I'd say that, if they don't cooperate, the results are usually less bloody.
They are probably also less likely to see imagine the end state of their cooperation to be, "After we are done with this job, I'm going to kill that SOB."
But a Chaotic Good roguish character might well have major problems cooperating with a standard LG Paladin.
And vica versa. The tough by the book cop and the vigilante don't always have to get along, or even see the other as a 'good guy'. In theory, the tough by the book cop might see the vigilante as being just as bad as the crime boss - failing to declare 'Chaotic Good' to be 'good' at all. Indeed, the crime boss and the by the book cop might have as much to cooperate in, as the by the book cop and the vigilante do. It's not necessarily clear that the by the book cop wouldn't cooperate with the crime boss against the vigilante, if he thought he could prove in court that the vigilante was a criminal but could not yet do so in the case of the crime boss.

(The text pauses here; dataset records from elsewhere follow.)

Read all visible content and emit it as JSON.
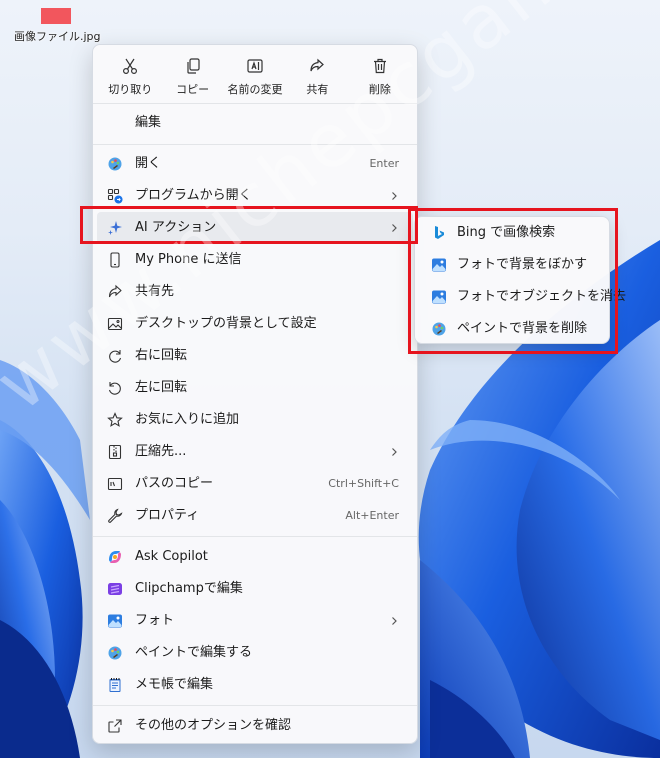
{
  "desktop": {
    "file_label": "画像ファイル.jpg",
    "watermark": "www.nichepcgamer.com"
  },
  "quick_actions": [
    {
      "label": "切り取り",
      "icon": "scissors-icon"
    },
    {
      "label": "コピー",
      "icon": "copy-icon"
    },
    {
      "label": "名前の変更",
      "icon": "rename-icon"
    },
    {
      "label": "共有",
      "icon": "share-icon"
    },
    {
      "label": "削除",
      "icon": "trash-icon"
    }
  ],
  "menu": {
    "edit_label": "編集",
    "items": [
      {
        "label": "開く",
        "accel": "Enter",
        "icon": "paint-palette-icon"
      },
      {
        "label": "プログラムから開く",
        "accel": "",
        "icon": "open-with-icon",
        "submenu": true
      },
      {
        "label": "AI アクション",
        "accel": "",
        "icon": "sparkle-icon",
        "submenu": true
      },
      {
        "label": "My Phone に送信",
        "accel": "",
        "icon": "phone-icon"
      },
      {
        "label": "共有先",
        "accel": "",
        "icon": "share-icon"
      },
      {
        "label": "デスクトップの背景として設定",
        "accel": "",
        "icon": "wallpaper-icon"
      },
      {
        "label": "右に回転",
        "accel": "",
        "icon": "rotate-right-icon"
      },
      {
        "label": "左に回転",
        "accel": "",
        "icon": "rotate-left-icon"
      },
      {
        "label": "お気に入りに追加",
        "accel": "",
        "icon": "star-icon"
      },
      {
        "label": "圧縮先...",
        "accel": "",
        "icon": "zip-icon",
        "submenu": true
      },
      {
        "label": "パスのコピー",
        "accel": "Ctrl+Shift+C",
        "icon": "copy-path-icon"
      },
      {
        "label": "プロパティ",
        "accel": "Alt+Enter",
        "icon": "wrench-icon"
      },
      {
        "label": "Ask Copilot",
        "accel": "",
        "icon": "copilot-icon"
      },
      {
        "label": "Clipchampで編集",
        "accel": "",
        "icon": "clipchamp-icon"
      },
      {
        "label": "フォト",
        "accel": "",
        "icon": "photos-icon",
        "submenu": true
      },
      {
        "label": "ペイントで編集する",
        "accel": "",
        "icon": "paint-palette-icon"
      },
      {
        "label": "メモ帳で編集",
        "accel": "",
        "icon": "notepad-icon"
      },
      {
        "label": "その他のオプションを確認",
        "accel": "",
        "icon": "more-options-icon"
      }
    ]
  },
  "ai_submenu": {
    "items": [
      {
        "label": "Bing で画像検索",
        "icon": "bing-icon"
      },
      {
        "label": "フォトで背景をぼかす",
        "icon": "photos-icon"
      },
      {
        "label": "フォトでオブジェクトを消去",
        "icon": "photos-icon"
      },
      {
        "label": "ペイントで背景を削除",
        "icon": "paint-palette-icon"
      }
    ]
  },
  "colors": {
    "highlight_border": "#e6141e",
    "wallpaper_blue": "#1452d6",
    "file_thumb": "#f2565d"
  }
}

An iconic example here is Jean Val Jean and Javert from Les Miserables. One reading of Javert is that he's simply Lawful Neutral with the law before every thing and nothing but the law. But it's also possible to read him as a Lawful Good with a deep character flaw. If you read the book, Javert comes off somewhat more nuanced than he does in the opera. His last act is to write a letter asking for a series of reforms in the judicial system and it's possible to read him as someone that seriously believes he's rooting out cruelty, injustice, and making not just a more efficient state - but a better world. But, despite having seemingly common aims, of course the two find it impossible to cooperate. And indeed, despite the fact that he's continually breaking his parole, it's possible to read Jean as a neutral good character - willing after his reform to submit to the law and even an unjust one, but only after and secondary to other priorities. He wants to turn himself in, but keeps finding he has other responsibilities that come first. And by that reading, it's possible that after his reform both are Lawful Good, but weight 'law' and 'good' and the priority of their duties - duty to God, duty to Country, duty to Family, duty to the Oppressed, etc. - differently. Again, it's not even clear that lawful good characters cooperate.